I club più piccoli della serie A sono i più vulnerabili in questo momento. Cosa rischiano?

«Rischiano di non poter far fronte ai costi: molti club di Serie A – per non parlare della B o della tanto negletta C – sono vincolati da contratti pluriennali i cui valori erano stati determinati in una situazione finanziaria e industriale completamente diversa da quella attuale. Credo che i club riusciranno, anche se a fatica, a concludere la stagione in corso, ma il problema vero sarà quello della prossima stagione, quando verranno a mancare gli introiti di molti sponsor, che non investiranno più nella comunicazione».

Lo sport potrà riprendersi dopo questi mesi di lockdown?

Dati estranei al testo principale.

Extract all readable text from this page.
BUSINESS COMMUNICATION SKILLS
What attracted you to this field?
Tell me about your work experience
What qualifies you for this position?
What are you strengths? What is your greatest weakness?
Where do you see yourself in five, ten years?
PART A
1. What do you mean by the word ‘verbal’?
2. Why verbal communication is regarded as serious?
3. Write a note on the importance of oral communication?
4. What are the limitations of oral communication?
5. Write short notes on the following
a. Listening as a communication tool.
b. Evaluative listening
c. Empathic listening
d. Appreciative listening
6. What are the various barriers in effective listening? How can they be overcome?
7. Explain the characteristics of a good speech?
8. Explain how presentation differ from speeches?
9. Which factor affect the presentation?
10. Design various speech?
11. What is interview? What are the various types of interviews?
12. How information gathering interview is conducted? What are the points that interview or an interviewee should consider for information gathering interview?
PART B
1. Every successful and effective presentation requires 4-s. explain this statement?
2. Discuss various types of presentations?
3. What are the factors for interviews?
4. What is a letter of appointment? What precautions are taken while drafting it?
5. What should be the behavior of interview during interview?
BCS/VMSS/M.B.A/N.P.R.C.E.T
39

«Lo sport è una delle prime industrie nazionali, sia per fatturato, sia per lavoratori impiegati, sia per l’indotto generato: si pensi solo a quante aziende, grandi ma anche medie e piccole, esistono sul territorio nazionale e producono abbigliamento, accessori, strumenti per lo sport. Questa industria, come tutte le altre, non potrà risollevarsi da sola ma ha necessità di un intervento statale. Temo però che si pensi a salvare il calcio di Serie A per “lavarsi la coscienza”, evitando un intervento che invece dovrebbe essere strutturale e impattante sull’intero settore».